There is a strange kind of grief that comes with learning how to hold two truths at once.
The world teaches us to think in absolutes.
Good or bad.
Love or anger.
Stay or leave.
Forgive or walk away.
But healing rarely speaks in absolutes.
Healing speaks in contradictions.
Sometimes the hardest thing you will ever learn is that two things can exist together without canceling each other out.
I can grieve someone and still recognize the damage they caused.
I can love someone deeply and still understand they are not safe for me.
I can miss them and still not invite them back into my life.

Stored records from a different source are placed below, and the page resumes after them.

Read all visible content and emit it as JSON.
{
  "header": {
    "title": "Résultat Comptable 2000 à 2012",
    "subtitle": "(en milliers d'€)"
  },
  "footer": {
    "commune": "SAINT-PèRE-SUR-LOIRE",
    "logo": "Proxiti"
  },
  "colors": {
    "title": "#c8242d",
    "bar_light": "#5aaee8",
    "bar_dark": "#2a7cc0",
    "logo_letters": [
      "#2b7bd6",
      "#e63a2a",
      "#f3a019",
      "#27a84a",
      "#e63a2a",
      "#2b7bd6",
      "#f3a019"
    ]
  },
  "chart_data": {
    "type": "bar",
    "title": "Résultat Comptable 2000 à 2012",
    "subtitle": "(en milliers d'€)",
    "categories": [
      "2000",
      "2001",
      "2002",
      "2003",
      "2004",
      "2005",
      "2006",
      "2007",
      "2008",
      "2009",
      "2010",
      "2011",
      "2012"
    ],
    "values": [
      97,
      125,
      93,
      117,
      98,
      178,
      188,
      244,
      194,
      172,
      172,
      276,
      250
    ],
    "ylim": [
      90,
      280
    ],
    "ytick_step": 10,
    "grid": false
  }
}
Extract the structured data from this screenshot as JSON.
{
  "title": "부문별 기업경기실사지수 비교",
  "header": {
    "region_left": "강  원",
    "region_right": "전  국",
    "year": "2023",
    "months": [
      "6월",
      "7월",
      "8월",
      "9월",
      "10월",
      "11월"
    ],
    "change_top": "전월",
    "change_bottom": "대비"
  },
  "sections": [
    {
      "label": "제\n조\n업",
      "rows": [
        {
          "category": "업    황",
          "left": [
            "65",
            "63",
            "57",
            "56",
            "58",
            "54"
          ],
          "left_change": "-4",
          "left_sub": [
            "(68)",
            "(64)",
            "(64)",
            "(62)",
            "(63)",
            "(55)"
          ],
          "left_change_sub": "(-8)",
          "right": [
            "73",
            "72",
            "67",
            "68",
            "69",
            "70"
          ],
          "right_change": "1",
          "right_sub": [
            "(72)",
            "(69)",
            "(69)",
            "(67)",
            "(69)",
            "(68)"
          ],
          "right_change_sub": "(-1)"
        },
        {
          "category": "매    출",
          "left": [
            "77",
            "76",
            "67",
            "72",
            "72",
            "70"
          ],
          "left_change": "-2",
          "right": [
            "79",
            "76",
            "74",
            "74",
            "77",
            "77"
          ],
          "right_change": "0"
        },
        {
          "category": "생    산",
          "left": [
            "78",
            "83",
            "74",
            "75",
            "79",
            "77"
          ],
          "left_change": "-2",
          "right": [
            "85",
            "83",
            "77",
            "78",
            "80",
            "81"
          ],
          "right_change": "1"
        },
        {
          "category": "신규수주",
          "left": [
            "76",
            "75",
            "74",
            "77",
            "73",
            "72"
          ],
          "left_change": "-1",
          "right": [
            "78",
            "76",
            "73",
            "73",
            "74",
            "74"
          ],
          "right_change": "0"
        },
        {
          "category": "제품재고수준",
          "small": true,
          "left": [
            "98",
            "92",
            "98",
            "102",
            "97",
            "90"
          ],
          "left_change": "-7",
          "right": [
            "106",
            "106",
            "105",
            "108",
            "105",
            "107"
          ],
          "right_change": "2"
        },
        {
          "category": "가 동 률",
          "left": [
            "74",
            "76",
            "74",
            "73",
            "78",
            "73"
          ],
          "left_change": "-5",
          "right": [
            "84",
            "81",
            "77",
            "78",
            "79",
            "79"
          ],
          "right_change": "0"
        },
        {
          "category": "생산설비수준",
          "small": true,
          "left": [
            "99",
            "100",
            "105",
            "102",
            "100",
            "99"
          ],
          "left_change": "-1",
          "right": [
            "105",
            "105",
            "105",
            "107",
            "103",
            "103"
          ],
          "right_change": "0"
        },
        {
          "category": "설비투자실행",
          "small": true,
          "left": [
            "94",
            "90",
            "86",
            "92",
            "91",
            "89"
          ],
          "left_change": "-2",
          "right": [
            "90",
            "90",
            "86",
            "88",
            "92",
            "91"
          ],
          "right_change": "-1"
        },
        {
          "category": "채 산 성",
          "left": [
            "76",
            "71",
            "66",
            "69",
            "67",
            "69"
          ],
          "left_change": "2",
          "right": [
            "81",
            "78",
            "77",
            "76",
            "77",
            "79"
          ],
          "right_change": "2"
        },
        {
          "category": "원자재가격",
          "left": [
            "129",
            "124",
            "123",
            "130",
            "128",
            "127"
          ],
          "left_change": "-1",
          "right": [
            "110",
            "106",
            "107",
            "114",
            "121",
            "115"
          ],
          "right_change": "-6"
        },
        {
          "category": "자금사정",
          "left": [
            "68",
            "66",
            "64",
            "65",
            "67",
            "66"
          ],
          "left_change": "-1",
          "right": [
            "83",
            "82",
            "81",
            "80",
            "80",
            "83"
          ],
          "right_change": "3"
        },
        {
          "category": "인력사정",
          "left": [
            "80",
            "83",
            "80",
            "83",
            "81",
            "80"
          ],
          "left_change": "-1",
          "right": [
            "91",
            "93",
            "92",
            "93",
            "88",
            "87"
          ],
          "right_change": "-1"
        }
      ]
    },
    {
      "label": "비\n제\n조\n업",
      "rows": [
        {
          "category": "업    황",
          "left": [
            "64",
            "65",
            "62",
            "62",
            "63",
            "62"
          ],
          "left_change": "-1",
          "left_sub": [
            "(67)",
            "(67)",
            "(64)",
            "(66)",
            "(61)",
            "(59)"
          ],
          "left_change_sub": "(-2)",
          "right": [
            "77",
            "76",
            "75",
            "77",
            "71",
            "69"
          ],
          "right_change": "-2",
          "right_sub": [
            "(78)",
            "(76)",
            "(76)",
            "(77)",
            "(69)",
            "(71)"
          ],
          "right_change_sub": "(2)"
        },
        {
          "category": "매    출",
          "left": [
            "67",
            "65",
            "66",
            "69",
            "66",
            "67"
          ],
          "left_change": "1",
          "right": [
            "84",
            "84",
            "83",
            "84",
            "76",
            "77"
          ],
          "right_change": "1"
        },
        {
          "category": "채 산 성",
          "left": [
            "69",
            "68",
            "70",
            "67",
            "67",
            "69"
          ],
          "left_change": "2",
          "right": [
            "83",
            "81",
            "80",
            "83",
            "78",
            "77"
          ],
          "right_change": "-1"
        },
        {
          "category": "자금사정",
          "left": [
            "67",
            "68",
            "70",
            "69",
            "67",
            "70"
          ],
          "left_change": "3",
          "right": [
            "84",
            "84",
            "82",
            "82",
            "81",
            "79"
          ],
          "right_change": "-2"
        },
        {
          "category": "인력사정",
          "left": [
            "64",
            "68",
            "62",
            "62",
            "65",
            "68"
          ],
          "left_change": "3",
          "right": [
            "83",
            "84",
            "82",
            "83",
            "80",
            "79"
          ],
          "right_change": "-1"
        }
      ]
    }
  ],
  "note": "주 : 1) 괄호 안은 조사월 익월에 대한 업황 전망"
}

I can be thankful for what was beautiful while acknowledging what broke me.
Both things can be true.
The crow understands this.
Crows are often painted as omens of death, darkness, ruin. Yet they are fiercely intelligent creatures. Loyal. Protective. They remember kindness. They survive harsh winters and still sing at dawn.
The wolf understands it too.
A wolf can mourn the loss of its pack and still keep moving forward through the snow. Survival does not erase sorrow. Sorrow does not erase survival.

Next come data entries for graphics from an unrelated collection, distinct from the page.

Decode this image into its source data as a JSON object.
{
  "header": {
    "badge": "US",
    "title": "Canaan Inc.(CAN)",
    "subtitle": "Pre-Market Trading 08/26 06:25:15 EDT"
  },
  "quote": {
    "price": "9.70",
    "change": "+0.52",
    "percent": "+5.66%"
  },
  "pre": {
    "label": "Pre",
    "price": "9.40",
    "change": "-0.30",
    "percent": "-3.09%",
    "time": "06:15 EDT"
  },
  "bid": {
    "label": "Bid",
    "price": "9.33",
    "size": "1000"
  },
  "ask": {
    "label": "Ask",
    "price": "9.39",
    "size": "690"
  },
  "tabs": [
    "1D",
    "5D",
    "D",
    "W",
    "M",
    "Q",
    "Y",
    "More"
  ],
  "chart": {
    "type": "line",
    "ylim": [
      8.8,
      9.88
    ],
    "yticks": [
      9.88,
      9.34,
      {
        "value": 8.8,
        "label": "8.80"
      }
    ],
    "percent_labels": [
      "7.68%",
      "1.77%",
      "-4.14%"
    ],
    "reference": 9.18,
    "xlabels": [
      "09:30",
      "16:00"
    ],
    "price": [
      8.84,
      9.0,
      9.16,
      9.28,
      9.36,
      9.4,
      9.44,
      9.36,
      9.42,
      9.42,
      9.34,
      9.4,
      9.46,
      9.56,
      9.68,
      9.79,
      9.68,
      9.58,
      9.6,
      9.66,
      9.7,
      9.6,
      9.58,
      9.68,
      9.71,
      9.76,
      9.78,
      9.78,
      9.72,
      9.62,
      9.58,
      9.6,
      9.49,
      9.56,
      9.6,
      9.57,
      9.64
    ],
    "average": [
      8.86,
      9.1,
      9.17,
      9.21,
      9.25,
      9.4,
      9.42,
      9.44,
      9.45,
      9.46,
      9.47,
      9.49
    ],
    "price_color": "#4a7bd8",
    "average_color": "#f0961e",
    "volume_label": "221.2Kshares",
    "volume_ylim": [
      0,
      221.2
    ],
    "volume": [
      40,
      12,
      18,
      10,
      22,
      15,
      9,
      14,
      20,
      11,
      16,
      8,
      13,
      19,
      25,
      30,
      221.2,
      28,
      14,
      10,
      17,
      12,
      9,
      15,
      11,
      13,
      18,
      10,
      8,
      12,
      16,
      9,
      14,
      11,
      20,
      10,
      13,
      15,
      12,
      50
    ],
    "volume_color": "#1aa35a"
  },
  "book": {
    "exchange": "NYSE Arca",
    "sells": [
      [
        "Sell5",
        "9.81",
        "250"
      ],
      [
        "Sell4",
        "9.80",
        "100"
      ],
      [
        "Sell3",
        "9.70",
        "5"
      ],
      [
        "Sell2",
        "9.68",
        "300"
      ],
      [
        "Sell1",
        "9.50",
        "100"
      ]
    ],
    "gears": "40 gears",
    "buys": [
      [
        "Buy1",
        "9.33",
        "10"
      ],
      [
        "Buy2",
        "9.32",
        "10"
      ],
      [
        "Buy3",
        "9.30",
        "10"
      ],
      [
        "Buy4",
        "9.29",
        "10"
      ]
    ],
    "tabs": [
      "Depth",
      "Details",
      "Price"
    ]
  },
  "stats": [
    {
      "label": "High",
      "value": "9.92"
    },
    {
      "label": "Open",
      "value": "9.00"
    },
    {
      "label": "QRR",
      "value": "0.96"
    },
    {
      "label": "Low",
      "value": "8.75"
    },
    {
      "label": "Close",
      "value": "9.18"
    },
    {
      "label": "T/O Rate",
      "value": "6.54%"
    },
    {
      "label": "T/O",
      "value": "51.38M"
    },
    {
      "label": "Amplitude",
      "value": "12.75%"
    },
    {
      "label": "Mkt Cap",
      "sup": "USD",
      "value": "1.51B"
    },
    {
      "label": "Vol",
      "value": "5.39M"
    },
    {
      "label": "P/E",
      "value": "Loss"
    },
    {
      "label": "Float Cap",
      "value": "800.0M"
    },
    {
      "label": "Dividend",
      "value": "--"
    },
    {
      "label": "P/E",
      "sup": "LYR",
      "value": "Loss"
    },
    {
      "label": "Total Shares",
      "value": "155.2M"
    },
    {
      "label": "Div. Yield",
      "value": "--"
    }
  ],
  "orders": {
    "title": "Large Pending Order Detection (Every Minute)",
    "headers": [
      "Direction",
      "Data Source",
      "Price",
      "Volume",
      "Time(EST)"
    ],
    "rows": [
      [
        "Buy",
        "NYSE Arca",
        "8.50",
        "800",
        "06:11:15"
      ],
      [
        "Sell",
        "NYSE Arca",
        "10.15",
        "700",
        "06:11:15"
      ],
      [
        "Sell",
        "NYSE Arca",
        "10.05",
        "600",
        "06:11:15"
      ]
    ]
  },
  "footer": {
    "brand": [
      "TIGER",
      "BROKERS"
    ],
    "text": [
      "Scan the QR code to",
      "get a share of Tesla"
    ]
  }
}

Somewhere between the crow and the wolf is where many of us learn to live.
Not hardened.
Not naïve.
Just awake.
There are moments in life where something beautiful stands beside something unbearable. A person may have loved you in the only way they knew how and still hurt you. A childhood may hold warm memories tangled beside painful ones. Someone can be suffering and still cause suffering.

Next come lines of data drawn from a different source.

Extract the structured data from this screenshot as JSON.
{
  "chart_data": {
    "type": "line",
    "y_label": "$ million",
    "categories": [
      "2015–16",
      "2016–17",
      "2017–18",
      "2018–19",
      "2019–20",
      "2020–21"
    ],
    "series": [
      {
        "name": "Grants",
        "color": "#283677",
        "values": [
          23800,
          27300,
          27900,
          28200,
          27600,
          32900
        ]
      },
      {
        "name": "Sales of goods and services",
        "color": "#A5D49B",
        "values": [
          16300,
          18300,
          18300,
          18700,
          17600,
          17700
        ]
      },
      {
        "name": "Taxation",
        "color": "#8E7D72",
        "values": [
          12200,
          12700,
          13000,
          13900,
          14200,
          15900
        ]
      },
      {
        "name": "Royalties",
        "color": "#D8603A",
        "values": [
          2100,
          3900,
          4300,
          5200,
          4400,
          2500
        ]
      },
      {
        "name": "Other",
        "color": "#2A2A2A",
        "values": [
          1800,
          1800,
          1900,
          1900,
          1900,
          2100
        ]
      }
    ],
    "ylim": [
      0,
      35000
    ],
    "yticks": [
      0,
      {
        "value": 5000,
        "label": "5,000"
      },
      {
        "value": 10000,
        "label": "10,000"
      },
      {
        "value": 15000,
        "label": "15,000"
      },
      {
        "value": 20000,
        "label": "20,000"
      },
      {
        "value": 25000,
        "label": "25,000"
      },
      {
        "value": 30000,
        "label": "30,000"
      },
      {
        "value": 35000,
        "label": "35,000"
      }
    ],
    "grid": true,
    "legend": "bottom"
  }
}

Recognizing harm does not make you cruel.
Setting boundaries does not make you unloving.
Walking away does not erase compassion.
Sometimes boundaries are the most loving thing we can offer ourselves.
And sometimes the deepest maturity is realizing that acknowledging the good in someone does not require us to ignore the bad.
That is the difficult middle ground.
The place where crows circle overhead and wolves keep watch at the edge of the trees.
The place where truth becomes layered instead of simple.
You do not have to rewrite your pain to justify your love.
You do not have to deny your love to validate your pain.
You are allowed to hold both.
And maybe that is what healing really is — not choosing one truth over another, but learning how to carry them both without letting either destroy you.